IN the midst of the judicial crisis in Lesotho, that country’s new acting chief justice has moved swiftly to stamp her authority on the courts and on the processes that had been put in place to prevent the suspension of the beleaguered chief justice.

On Sunday afternoon, 16 September, the new ACJ, Judge Maseforo Mahase, granted an ex parte order against Lesotho’s Chief Justice, Judge Nthomeng Majara stipulating that the latter was barred from the precincts of the palace of justice. She also barred Judge Majara from any activities associated with the role of the CJ.

These are the actual words of that part of the order:

“That (the CJ) be and is hereby interdicted from executing any functions of the Chief Justice of the Kingdom of Lesotho for as long as the suspension pursuant to Legal Notice No 73 of 2018 is legally enforceable.”

The Sunday afternoon litigation was followed up by action on the part of the ACJ that has stalled a sitting of the constitutional court. The three judge bench was to have considered an application brought by the CJ before her suspension. That case had led to an interim order that the political authorities were not to recommend to the King that the CJ should be suspended. The government was also not to take any steps to institute a tribunal. The second part of the order concerned the merits that were raised on both sides around the issue of the government’s declared intention to get rid of the CJ. While the government alleged the CJ had not done her job properly, the CJ claimed that the government wanted her out for political reasons and as punishment because she had not sworn in the man they wanted as president of the appeal court.

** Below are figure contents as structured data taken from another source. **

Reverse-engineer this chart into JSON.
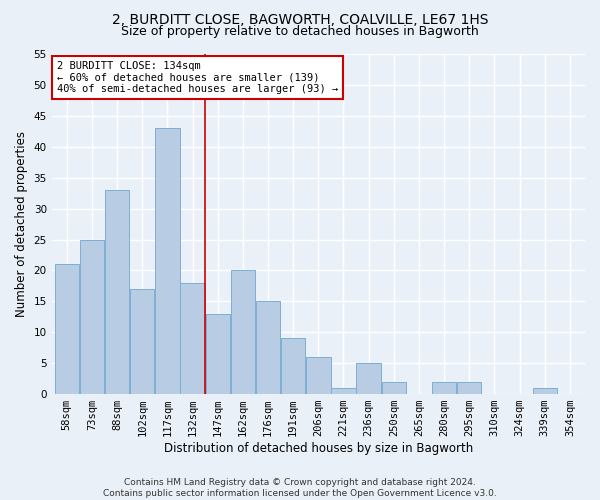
{
  "title": "2, BURDITT CLOSE, BAGWORTH, COALVILLE, LE67 1HS",
  "subtitle": "Size of property relative to detached houses in Bagworth",
  "xlabel": "Distribution of detached houses by size in Bagworth",
  "ylabel": "Number of detached properties",
  "categories": [
    "58sqm",
    "73sqm",
    "88sqm",
    "102sqm",
    "117sqm",
    "132sqm",
    "147sqm",
    "162sqm",
    "176sqm",
    "191sqm",
    "206sqm",
    "221sqm",
    "236sqm",
    "250sqm",
    "265sqm",
    "280sqm",
    "295sqm",
    "310sqm",
    "324sqm",
    "339sqm",
    "354sqm"
  ],
  "values": [
    21,
    25,
    33,
    17,
    43,
    18,
    13,
    20,
    15,
    9,
    6,
    1,
    5,
    2,
    0,
    2,
    2,
    0,
    0,
    1,
    0
  ],
  "bar_color": "#b8cce4",
  "bar_edge_color": "#7bafd4",
  "vline_after_bar": 5,
  "annotation_title": "2 BURDITT CLOSE: 134sqm",
  "annotation_line1": "← 60% of detached houses are smaller (139)",
  "annotation_line2": "40% of semi-detached houses are larger (93) →",
  "annotation_box_color": "#ffffff",
  "annotation_box_edge_color": "#cc0000",
  "vline_color": "#cc0000",
  "ylim": [
    0,
    55
  ],
  "yticks": [
    0,
    5,
    10,
    15,
    20,
    25,
    30,
    35,
    40,
    45,
    50,
    55
  ],
  "footer": "Contains HM Land Registry data © Crown copyright and database right 2024.\nContains public sector information licensed under the Open Government Licence v3.0.",
  "bg_color": "#eaf0f8",
  "grid_color": "#ffffff",
  "title_fontsize": 10,
  "subtitle_fontsize": 9,
  "axis_label_fontsize": 8.5,
  "tick_fontsize": 7.5,
  "annotation_fontsize": 7.5,
  "footer_fontsize": 6.5
}
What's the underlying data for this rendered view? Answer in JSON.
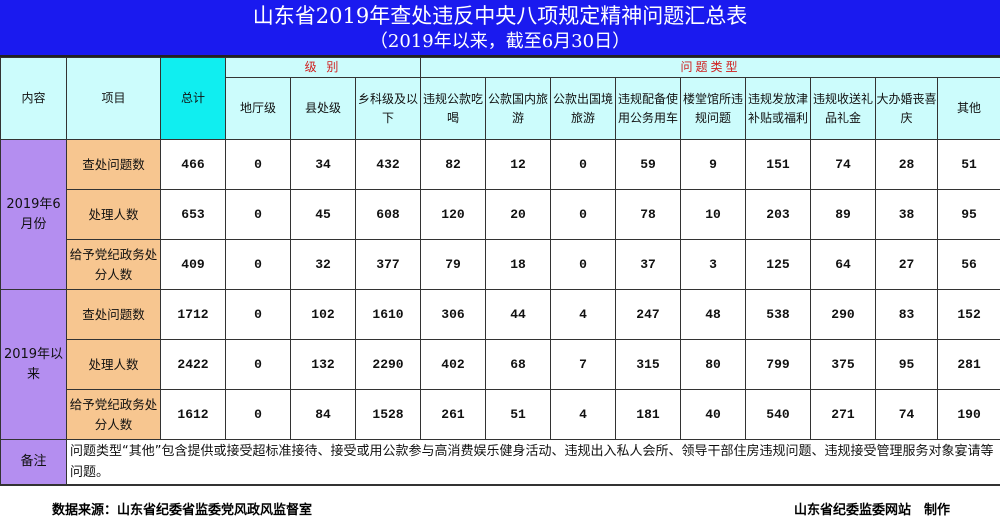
{
  "title": {
    "main": "山东省2019年查处违反中央八项规定精神问题汇总表",
    "sub": "（2019年以来，截至6月30日）"
  },
  "header": {
    "content": "内容",
    "item": "项目",
    "total": "总计",
    "group_level": "级 别",
    "group_type": "问题类型",
    "columns": [
      "地厅级",
      "县处级",
      "乡科级及以下",
      "违规公款吃喝",
      "公款国内旅游",
      "公款出国境旅游",
      "违规配备使用公务用车",
      "楼堂馆所违规问题",
      "违规发放津补贴或福利",
      "违规收送礼品礼金",
      "大办婚丧喜庆",
      "其他"
    ]
  },
  "sections": [
    {
      "label": "2019年6月份",
      "rows": [
        {
          "item": "查处问题数",
          "total": 466,
          "values": [
            0,
            34,
            432,
            82,
            12,
            0,
            59,
            9,
            151,
            74,
            28,
            51
          ]
        },
        {
          "item": "处理人数",
          "total": 653,
          "values": [
            0,
            45,
            608,
            120,
            20,
            0,
            78,
            10,
            203,
            89,
            38,
            95
          ]
        },
        {
          "item": "给予党纪政务处分人数",
          "total": 409,
          "values": [
            0,
            32,
            377,
            79,
            18,
            0,
            37,
            3,
            125,
            64,
            27,
            56
          ]
        }
      ]
    },
    {
      "label": "2019年以来",
      "rows": [
        {
          "item": "查处问题数",
          "total": 1712,
          "values": [
            0,
            102,
            1610,
            306,
            44,
            4,
            247,
            48,
            538,
            290,
            83,
            152
          ]
        },
        {
          "item": "处理人数",
          "total": 2422,
          "values": [
            0,
            132,
            2290,
            402,
            68,
            7,
            315,
            80,
            799,
            375,
            95,
            281
          ]
        },
        {
          "item": "给予党纪政务处分人数",
          "total": 1612,
          "values": [
            0,
            84,
            1528,
            261,
            51,
            4,
            181,
            40,
            540,
            271,
            74,
            190
          ]
        }
      ]
    }
  ],
  "note": {
    "label": "备注",
    "text": "问题类型“其他”包含提供或接受超标准接待、接受或用公款参与高消费娱乐健身活动、违规出入私人会所、领导干部住房违规问题、违规接受管理服务对象宴请等问题。"
  },
  "footer": {
    "source": "数据来源：山东省纪委省监委党风政风监督室",
    "credit": "山东省纪委监委网站　制作"
  },
  "colors": {
    "title_bg": "#1a1aef",
    "header_bg": "#ccfcfc",
    "total_bg": "#10eef0",
    "section_bg": "#b48ef0",
    "item_bg": "#f7c690",
    "group_text": "#d02020"
  }
}
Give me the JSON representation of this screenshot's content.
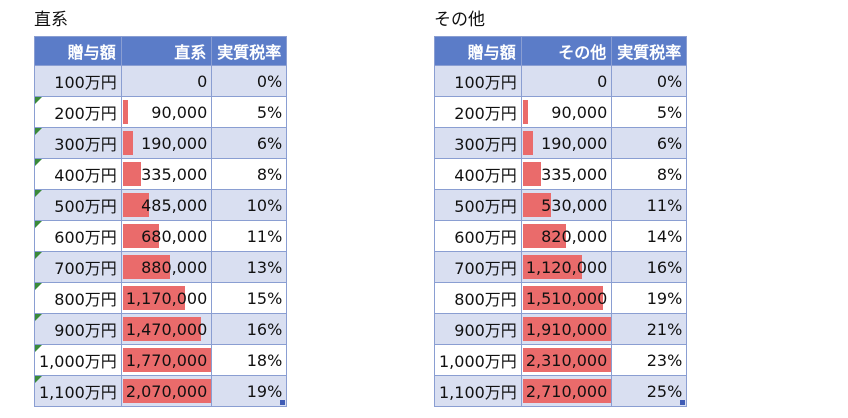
{
  "tables": [
    {
      "title": "直系",
      "headers": [
        "贈与額",
        "直系",
        "実質税率"
      ],
      "rows": [
        {
          "amount": "100万円",
          "tax": "0",
          "rate": "0%",
          "tax_value": 0
        },
        {
          "amount": "200万円",
          "tax": "90,000",
          "rate": "5%",
          "tax_value": 90000
        },
        {
          "amount": "300万円",
          "tax": "190,000",
          "rate": "6%",
          "tax_value": 190000
        },
        {
          "amount": "400万円",
          "tax": "335,000",
          "rate": "8%",
          "tax_value": 335000
        },
        {
          "amount": "500万円",
          "tax": "485,000",
          "rate": "10%",
          "tax_value": 485000
        },
        {
          "amount": "600万円",
          "tax": "680,000",
          "rate": "11%",
          "tax_value": 680000
        },
        {
          "amount": "700万円",
          "tax": "880,000",
          "rate": "13%",
          "tax_value": 880000
        },
        {
          "amount": "800万円",
          "tax": "1,170,000",
          "rate": "15%",
          "tax_value": 1170000
        },
        {
          "amount": "900万円",
          "tax": "1,470,000",
          "rate": "16%",
          "tax_value": 1470000
        },
        {
          "amount": "1,000万円",
          "tax": "1,770,000",
          "rate": "18%",
          "tax_value": 1770000
        },
        {
          "amount": "1,100万円",
          "tax": "2,070,000",
          "rate": "19%",
          "tax_value": 2070000
        }
      ]
    },
    {
      "title": "その他",
      "headers": [
        "贈与額",
        "その他",
        "実質税率"
      ],
      "rows": [
        {
          "amount": "100万円",
          "tax": "0",
          "rate": "0%",
          "tax_value": 0
        },
        {
          "amount": "200万円",
          "tax": "90,000",
          "rate": "5%",
          "tax_value": 90000
        },
        {
          "amount": "300万円",
          "tax": "190,000",
          "rate": "6%",
          "tax_value": 190000
        },
        {
          "amount": "400万円",
          "tax": "335,000",
          "rate": "8%",
          "tax_value": 335000
        },
        {
          "amount": "500万円",
          "tax": "530,000",
          "rate": "11%",
          "tax_value": 530000
        },
        {
          "amount": "600万円",
          "tax": "820,000",
          "rate": "14%",
          "tax_value": 820000
        },
        {
          "amount": "700万円",
          "tax": "1,120,000",
          "rate": "16%",
          "tax_value": 1120000
        },
        {
          "amount": "800万円",
          "tax": "1,510,000",
          "rate": "19%",
          "tax_value": 1510000
        },
        {
          "amount": "900万円",
          "tax": "1,910,000",
          "rate": "21%",
          "tax_value": 1910000
        },
        {
          "amount": "1,000万円",
          "tax": "2,310,000",
          "rate": "23%",
          "tax_value": 2310000
        },
        {
          "amount": "1,100万円",
          "tax": "2,710,000",
          "rate": "25%",
          "tax_value": 2710000
        }
      ]
    }
  ],
  "colors": {
    "header_bg": "#5b7cc8",
    "band_row": "#d9dff1",
    "data_bar": "#ea6b6b",
    "error_indicator": "#3a8a3a"
  }
}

Because the constitutional court hearing on these issues would have involved the CJ, three foreign judges were requested to hear the matter.

Judge Cagney Musi of SA, tasked with finding suitable judges to preside, had sent through three names to Lesotho. Asked this week what had happened on the question of the three judges, due to sit as a constitutional court to consider the CJ’s matter, he said he was initially informed that the Judicial Service Commission felt one of the three was not sufficiently senior to sit in a matter that involved the CJ. He therefore asked a more senior judge to step in, someone whose name was proposed and accepted.

All three judges whose nominations were accepted were “ready and waiting”, he said. Heads of argument had been filed by both sides and a date had been set for the judges to start work.

However, he was then told by a letter from the Lesotho court registrar that the ACJ had decided to hold in abeyance the matter due for hearing at the constitutional court. This was to allow the ACJ herself to study the file.

Though Judge Musi declined to comment further, legal experts said that the situation was “very strange”. It was highly unusual for the ACJ to request that a matter be held in abeyance since the case was ripe for hearing, the judges were ready to proceed, and the matter was in any case not her matter, but a case involving the CJ. “What is there for a head of court to study,” asked the experts. “It is not the ACJ’s case, but the case of the parties involved.”

They said that among the questions raised by the ACJ’s latest move is whether she wanted to prevent the constitutional court from commenting on and dealing with particular facts related to the history of the litigation. These were that the interim order had specifically ruled that the CJ was not to be suspended nor was a tribunal to be appointed, pending resolution of the matter by the courts, yet she had now been suspended and a tribunal appointed in apparent defiance of the interim order.

In their view, faced with this situation, it was open for the CJ to approach the court and argue that that her suspension was unlawful because of the case pending before the constitutional court.